There was something so unusual in his voice that she stood with all her gladness--that was mostly for his sake--turning cold.
"Anne will not come and stay with us in Jersey now," said Fortuné, looking out of the window. "There will be no need; thank God again for that."
Was it as strong as that then? Something that was half-hope, half-anguish, leapt up in Mme. de la Vireville's heart. She knelt down beside her son's chair, and looked at his averted profile.
"Fortuné," she began, in a voice that shook, "if only you could put that . . . memory . . . away! My dear, my dear, what is the use of keeping it all these years? You have only to stretch out your hand to grasp what you want. . . ."

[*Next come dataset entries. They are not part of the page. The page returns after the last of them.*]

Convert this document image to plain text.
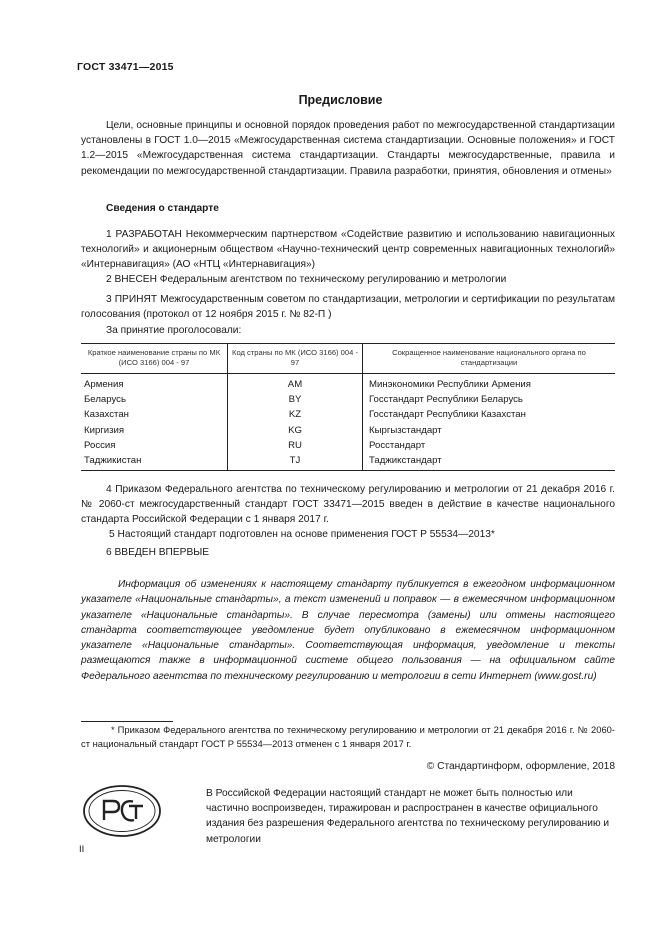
ГОСТ 33471—2015
Предисловие
Цели, основные принципы и основной порядок проведения работ по межгосударственной стандартизации установлены в ГОСТ 1.0—2015 «Межгосударственная система стандартизации. Основные положения» и ГОСТ 1.2—2015 «Межгосударственная система стандартизации. Стандарты межгосударственные, правила и рекомендации по межгосударственной стандартизации. Правила разработки, принятия, обновления и отмены»
Сведения о стандарте
1 РАЗРАБОТАН Некоммерческим партнерством «Содействие развитию и использованию навигационных технологий» и акционерным обществом «Научно-технический центр современных навигационных технологий» «Интернавигация» (АО «НТЦ «Интернавигация»)
2 ВНЕСЕН Федеральным агентством по техническому регулированию и метрологии
3 ПРИНЯТ Межгосударственным советом по стандартизации, метрологии и сертификации по результатам голосования (протокол от 12 ноября 2015 г. № 82-П )
За принятие проголосовали:
Краткое наименование страны по МК (ИСО 3166) 004 - 97	Код страны по МК (ИСО 3166) 004 - 97	Сокращенное наименование национального органа по стандартизации
Армения	AM	Минэкономики Республики Армения
Беларусь	BY	Госстандарт Республики Беларусь
Казахстан	KZ	Госстандарт Республики Казахстан
Киргизия	KG	Кыргызстандарт
Россия	RU	Росстандарт
Таджикистан	TJ	Таджикстандарт
4 Приказом Федерального агентства по техническому регулированию и метрологии от 21 декабря 2016 г. № 2060-ст межгосударственный стандарт ГОСТ 33471—2015 введен в действие в качестве национального стандарта Российской Федерации с 1 января 2017 г.
5 Настоящий стандарт подготовлен на основе применения ГОСТ Р 55534—2013*
6 ВВЕДЕН ВПЕРВЫЕ
Информация об изменениях к настоящему стандарту публикуется в ежегодном информационном указателе «Национальные стандарты», а текст изменений и поправок — в ежемесячном информационном указателе «Национальные стандарты». В случае пересмотра (замены) или отмены настоящего стандарта соответствующее уведомление будет опубликовано в ежемесячном информационном указателе «Национальные стандарты». Соответствующая информация, уведомление и тексты размещаются также в информационной системе общего пользования — на официальном сайте Федерального агентства по техническому регулированию и метрологии в сети Интернет (www.gost.ru)
* Приказом Федерального агентства по техническому регулированию и метрологии от 21 декабря 2016 г. № 2060-ст национальный стандарт ГОСТ Р 55534—2013 отменен с 1 января 2017 г.
© Стандартинформ, оформление, 2018
В Российской Федерации настоящий стандарт не может быть полностью или частично воспроизведен, тиражирован и распространен в качестве официального издания без разрешения Федерального агентства по техническому регулированию и метрологии
II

"What is it that I want?" asked her son, turning his head and looking at her. He was even paler than Mr. Tollemache had seen him. "There is nothing left for a cripple and a failure like me to want, except rest, and you, ma mère. I have both--too much, God knows, of the first--but of you I can never have too much. There is nothing else that I need." He bent his head and kissed her.
But from the day of the good news which Mr. Tollemache had brought him, he began perceptibly to go downhill again.

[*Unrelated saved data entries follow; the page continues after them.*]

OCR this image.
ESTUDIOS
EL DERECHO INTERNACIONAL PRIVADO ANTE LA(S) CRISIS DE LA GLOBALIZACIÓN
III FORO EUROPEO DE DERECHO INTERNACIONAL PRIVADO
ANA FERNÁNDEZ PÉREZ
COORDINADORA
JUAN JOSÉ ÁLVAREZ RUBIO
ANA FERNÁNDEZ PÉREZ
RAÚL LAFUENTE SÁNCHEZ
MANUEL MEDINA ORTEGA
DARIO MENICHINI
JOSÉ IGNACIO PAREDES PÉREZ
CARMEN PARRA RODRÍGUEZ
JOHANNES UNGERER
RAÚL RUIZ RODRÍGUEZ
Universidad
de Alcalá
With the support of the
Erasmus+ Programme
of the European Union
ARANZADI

He was always, on the surface, his old jesting, courageous, disillusioned self, but underneath was a listlessness which Mme. de la Vireville had never known in him. It terrified her. He had previously looked forward to walking a little with her in the garden one day; now it was enough for him to sit apathetically in the window. Sometimes he seemed to have neither strength nor inclination even for that. The surgeon talked, as he had talked before, of the effects of suffering and exposure on an exceptionally strong and vigorous constitution; the Bishop said to the Grand Vicar that he thought it was something that came very near to being a broken heart--broken, like so much else, at Quiberon; and Mme. de la Vireville, despairing, bewildered, and sometimes even a little wounded, carried her knowledge of the past like a heap of ashes amid her slowly dying hopes for the future. Had Fortuné, who had recked so little of blows and hardships and disappointments, come through so much to end like this?